Factcheck: meaningless slogan.
“There are readily available technologies like solar, wind, storage and electric vehicles that could be scaled up rapidly in Australia. The government could be backing in these technologies, which would take a significant bite out of Australia’s emissions, reducing power bills and bringing substantial benefit to human health – but it refuses to.
“The federal government has no credible policies that will achieve such outcomes.”
Claim: “We’re meeting and beating our targets as a nation.”
“Our 2030 emissions reduction target is woeful, weak and well below what the science says is necessary. Other developed countries, and most major economies, have committed to roughly halving their emissions by 2030, while Australia is only committed to reducing emissions by 26-28% below 2005 levels.
“There’s no prize for “beating” the most pathetic targets in the developed world.”
Claim: “These reports reflect upon the global trend, which has continued to see countries like India and China increasing their emissions, and we’ll continue to play our part…”
“Australia’s first responsibility as a developed country is to reduce its own emissions.
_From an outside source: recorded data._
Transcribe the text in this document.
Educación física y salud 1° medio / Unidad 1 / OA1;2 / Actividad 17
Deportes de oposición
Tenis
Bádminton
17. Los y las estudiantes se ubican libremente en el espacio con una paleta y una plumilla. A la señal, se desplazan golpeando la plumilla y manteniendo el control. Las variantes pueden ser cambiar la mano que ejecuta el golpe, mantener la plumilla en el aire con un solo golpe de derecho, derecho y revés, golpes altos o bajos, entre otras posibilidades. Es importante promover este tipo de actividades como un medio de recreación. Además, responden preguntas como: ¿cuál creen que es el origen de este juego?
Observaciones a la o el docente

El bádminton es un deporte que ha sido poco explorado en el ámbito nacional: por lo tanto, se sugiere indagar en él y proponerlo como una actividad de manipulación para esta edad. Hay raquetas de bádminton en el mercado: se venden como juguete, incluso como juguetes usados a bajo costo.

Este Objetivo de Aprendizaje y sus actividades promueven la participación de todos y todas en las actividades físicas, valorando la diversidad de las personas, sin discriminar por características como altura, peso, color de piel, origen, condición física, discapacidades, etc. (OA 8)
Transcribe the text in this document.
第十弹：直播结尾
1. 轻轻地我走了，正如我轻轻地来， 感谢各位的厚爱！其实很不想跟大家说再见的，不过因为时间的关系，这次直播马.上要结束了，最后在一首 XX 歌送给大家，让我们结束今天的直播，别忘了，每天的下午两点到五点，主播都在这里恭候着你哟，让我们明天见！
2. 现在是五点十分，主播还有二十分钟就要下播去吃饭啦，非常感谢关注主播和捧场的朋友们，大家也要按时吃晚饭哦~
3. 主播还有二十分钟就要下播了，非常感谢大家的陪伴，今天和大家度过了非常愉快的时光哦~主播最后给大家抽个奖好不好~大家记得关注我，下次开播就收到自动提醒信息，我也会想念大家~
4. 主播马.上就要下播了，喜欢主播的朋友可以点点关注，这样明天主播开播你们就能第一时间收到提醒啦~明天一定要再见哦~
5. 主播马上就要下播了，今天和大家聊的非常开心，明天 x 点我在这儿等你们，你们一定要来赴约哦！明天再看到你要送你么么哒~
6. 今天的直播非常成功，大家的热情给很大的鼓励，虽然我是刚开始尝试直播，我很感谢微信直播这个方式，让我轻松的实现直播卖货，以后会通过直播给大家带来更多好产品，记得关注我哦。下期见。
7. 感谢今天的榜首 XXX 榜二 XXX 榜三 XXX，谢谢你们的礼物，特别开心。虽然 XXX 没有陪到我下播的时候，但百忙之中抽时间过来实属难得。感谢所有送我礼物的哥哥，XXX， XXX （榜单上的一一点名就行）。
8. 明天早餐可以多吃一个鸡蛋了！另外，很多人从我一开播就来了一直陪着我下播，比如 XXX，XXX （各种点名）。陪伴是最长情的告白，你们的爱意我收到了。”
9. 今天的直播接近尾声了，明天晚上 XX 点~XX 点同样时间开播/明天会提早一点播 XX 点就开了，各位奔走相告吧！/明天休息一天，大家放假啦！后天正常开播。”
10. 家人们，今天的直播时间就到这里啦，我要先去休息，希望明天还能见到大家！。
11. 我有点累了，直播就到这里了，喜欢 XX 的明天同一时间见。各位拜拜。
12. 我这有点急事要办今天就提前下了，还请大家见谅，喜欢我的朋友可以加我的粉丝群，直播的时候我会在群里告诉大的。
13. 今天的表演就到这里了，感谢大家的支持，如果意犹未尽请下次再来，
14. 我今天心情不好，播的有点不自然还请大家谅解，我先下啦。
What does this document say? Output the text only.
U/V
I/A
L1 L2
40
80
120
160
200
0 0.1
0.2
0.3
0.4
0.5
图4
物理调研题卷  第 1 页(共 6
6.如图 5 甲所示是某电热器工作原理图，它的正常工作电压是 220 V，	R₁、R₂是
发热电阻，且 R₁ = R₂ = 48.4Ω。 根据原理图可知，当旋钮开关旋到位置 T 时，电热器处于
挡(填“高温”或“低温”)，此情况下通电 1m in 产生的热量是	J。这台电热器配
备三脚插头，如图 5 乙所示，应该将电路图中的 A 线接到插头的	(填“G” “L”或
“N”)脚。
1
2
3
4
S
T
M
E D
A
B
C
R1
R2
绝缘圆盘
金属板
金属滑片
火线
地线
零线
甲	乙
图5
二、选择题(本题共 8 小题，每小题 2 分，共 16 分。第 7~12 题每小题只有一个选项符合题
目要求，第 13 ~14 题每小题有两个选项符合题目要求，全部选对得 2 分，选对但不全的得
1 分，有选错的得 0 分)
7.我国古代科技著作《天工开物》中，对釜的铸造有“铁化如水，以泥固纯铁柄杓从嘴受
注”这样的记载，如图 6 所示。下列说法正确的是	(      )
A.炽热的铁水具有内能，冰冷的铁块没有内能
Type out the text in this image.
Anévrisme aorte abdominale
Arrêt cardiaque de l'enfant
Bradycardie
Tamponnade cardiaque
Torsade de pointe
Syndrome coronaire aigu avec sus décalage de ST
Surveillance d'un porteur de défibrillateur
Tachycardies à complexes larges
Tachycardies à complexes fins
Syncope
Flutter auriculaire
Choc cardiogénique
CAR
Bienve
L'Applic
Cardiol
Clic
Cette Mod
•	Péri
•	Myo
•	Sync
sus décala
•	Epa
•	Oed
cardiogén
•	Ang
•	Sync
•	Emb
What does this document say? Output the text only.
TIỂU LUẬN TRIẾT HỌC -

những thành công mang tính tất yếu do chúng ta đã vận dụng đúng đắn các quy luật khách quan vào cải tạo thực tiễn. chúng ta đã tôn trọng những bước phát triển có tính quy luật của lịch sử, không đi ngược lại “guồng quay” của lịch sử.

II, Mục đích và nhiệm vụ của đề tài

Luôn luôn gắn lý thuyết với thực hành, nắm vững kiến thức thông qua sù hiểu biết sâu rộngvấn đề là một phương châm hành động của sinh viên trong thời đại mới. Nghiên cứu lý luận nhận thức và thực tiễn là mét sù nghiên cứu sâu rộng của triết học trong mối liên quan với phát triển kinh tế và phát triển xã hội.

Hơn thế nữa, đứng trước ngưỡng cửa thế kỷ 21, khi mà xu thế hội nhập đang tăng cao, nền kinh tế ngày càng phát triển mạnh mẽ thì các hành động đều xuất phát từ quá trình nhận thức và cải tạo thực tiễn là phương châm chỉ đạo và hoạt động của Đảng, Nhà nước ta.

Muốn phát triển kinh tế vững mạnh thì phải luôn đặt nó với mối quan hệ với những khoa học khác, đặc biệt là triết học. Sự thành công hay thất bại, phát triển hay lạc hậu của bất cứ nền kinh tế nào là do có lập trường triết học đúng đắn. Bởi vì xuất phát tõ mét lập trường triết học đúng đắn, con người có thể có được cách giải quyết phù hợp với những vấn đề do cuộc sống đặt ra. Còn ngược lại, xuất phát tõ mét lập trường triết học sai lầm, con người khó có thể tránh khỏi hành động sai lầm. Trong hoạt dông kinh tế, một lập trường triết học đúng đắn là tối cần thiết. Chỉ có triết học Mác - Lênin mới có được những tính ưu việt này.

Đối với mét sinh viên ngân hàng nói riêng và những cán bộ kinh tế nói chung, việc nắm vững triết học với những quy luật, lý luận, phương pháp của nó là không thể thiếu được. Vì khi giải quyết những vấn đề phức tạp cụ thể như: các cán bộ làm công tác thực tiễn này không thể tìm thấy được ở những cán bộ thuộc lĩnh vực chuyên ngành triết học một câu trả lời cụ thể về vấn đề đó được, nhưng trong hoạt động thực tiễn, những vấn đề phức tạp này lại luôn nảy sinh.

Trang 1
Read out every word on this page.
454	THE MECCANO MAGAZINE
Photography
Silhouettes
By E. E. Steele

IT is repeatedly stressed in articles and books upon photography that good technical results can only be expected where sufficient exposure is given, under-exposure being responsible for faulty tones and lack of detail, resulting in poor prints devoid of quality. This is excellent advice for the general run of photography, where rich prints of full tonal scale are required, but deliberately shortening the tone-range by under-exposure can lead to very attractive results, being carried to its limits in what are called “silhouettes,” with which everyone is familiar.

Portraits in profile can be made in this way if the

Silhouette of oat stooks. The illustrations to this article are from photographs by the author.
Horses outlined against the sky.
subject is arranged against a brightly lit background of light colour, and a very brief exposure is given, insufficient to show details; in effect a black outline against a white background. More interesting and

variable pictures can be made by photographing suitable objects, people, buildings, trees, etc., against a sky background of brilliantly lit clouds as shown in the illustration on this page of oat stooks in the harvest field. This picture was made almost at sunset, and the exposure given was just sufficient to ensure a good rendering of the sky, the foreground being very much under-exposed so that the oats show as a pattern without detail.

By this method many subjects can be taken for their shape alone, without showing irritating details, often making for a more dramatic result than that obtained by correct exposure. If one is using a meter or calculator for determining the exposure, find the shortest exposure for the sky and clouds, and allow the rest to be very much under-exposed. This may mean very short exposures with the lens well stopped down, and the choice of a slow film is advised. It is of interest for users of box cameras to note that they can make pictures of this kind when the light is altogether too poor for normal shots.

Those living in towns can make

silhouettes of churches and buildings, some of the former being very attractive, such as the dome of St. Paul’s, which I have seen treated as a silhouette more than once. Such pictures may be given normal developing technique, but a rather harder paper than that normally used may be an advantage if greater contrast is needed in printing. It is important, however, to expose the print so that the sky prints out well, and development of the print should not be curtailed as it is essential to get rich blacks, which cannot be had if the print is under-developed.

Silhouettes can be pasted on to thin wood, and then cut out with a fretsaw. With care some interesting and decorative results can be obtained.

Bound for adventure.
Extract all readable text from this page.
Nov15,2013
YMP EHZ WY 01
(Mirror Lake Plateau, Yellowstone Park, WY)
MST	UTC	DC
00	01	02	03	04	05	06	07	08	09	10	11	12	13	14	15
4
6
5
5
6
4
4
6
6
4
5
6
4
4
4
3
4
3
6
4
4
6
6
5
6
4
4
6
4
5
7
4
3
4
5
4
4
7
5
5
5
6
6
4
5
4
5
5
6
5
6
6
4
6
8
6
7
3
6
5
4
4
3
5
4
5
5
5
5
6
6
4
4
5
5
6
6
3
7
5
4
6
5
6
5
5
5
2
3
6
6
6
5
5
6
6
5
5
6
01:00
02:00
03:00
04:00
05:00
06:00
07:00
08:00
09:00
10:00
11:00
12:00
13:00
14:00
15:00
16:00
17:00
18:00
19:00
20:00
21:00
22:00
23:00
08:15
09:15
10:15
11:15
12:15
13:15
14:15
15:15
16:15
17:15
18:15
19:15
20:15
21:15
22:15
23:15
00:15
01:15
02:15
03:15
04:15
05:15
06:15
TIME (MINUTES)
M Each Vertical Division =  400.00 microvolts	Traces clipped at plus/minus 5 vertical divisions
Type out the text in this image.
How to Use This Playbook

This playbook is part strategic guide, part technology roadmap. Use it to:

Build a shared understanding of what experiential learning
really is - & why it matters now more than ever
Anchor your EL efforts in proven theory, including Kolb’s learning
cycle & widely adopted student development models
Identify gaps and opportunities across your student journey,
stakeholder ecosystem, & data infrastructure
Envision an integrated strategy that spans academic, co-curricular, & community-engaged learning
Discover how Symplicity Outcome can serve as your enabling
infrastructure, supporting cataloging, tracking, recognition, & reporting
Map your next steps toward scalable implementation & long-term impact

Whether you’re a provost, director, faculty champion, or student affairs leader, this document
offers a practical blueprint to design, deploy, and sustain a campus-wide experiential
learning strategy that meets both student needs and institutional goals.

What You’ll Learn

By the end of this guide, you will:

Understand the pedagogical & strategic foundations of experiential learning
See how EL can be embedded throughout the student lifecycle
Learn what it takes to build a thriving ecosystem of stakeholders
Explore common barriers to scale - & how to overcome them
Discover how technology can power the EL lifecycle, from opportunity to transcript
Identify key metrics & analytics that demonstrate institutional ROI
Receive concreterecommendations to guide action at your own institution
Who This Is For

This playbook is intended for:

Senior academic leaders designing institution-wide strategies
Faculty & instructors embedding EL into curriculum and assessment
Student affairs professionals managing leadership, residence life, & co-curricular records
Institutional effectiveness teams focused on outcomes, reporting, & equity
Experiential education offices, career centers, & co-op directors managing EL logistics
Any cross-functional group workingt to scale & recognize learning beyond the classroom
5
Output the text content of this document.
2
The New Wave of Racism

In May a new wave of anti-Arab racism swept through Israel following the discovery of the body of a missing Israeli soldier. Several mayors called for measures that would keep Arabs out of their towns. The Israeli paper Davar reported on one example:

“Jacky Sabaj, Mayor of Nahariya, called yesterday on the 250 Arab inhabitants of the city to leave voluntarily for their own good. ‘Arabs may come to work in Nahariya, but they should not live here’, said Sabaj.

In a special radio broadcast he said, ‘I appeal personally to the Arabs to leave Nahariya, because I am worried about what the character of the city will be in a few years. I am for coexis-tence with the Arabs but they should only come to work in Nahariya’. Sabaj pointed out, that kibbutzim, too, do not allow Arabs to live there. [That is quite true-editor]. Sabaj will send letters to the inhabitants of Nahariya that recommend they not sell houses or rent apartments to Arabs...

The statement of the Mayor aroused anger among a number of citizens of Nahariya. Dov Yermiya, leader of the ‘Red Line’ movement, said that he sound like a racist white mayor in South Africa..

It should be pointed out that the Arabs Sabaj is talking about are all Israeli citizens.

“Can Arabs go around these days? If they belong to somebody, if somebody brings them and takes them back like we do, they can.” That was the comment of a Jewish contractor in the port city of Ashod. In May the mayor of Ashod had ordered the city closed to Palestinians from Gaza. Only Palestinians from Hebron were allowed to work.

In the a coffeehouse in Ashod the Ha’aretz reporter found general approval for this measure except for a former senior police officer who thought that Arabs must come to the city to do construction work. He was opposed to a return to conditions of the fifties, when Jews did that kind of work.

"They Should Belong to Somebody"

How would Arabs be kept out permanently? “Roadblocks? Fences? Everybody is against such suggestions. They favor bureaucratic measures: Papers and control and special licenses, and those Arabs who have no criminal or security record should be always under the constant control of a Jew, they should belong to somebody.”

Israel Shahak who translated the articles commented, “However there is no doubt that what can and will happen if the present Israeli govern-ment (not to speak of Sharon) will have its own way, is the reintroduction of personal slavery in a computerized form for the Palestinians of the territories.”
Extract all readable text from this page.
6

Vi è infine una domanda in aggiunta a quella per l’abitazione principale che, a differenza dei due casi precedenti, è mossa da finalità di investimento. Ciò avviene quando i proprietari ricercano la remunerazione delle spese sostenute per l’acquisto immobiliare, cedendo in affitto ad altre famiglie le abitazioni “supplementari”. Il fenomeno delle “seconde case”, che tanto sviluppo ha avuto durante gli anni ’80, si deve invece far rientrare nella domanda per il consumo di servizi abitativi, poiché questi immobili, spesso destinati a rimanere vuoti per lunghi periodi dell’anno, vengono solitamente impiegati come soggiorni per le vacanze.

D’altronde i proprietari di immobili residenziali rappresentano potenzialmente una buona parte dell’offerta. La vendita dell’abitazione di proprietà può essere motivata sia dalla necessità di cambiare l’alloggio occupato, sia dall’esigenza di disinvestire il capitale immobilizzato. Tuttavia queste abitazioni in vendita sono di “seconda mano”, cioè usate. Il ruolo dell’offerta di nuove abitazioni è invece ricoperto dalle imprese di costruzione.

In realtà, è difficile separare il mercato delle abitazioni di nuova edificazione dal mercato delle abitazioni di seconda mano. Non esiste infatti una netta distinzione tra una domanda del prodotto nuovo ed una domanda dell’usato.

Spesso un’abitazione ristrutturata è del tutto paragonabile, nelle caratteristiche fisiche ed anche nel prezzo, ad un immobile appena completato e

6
Moreover, many developing countries are taking more ambitious steps than Australia, even though they bear less historical responsibility for climate change and have far lower emissions per capita.
“The United Nations Secretary-General described Australia as “a hold out” for refusing to do more to cut greenhouse gas emissions this decade.”
Claim: “Impacts of climate change, just like impacts of inflation…or oil price shocks… can buffet economies and countries like Australia… and it’s where you need to have strong, solid economic plans to make sure Australians have employment opportunities, lowest possible taxes, and can best possible withstand these kind of shocks.”
“Australia’s top economists overwhelmingly agree that climate change and the environment is number one issue for the incoming federal government – above housing affordability and availability, health, tax reform, employment/wage growth or education.
“This Climate Council report demonstrates the enormous costs of climate inaction to everyday Australians. On the flipside, there are enormous economic opportunities for Australia in taking decisive and rapid action to cut emissions this decade,” Ms McKenzie said.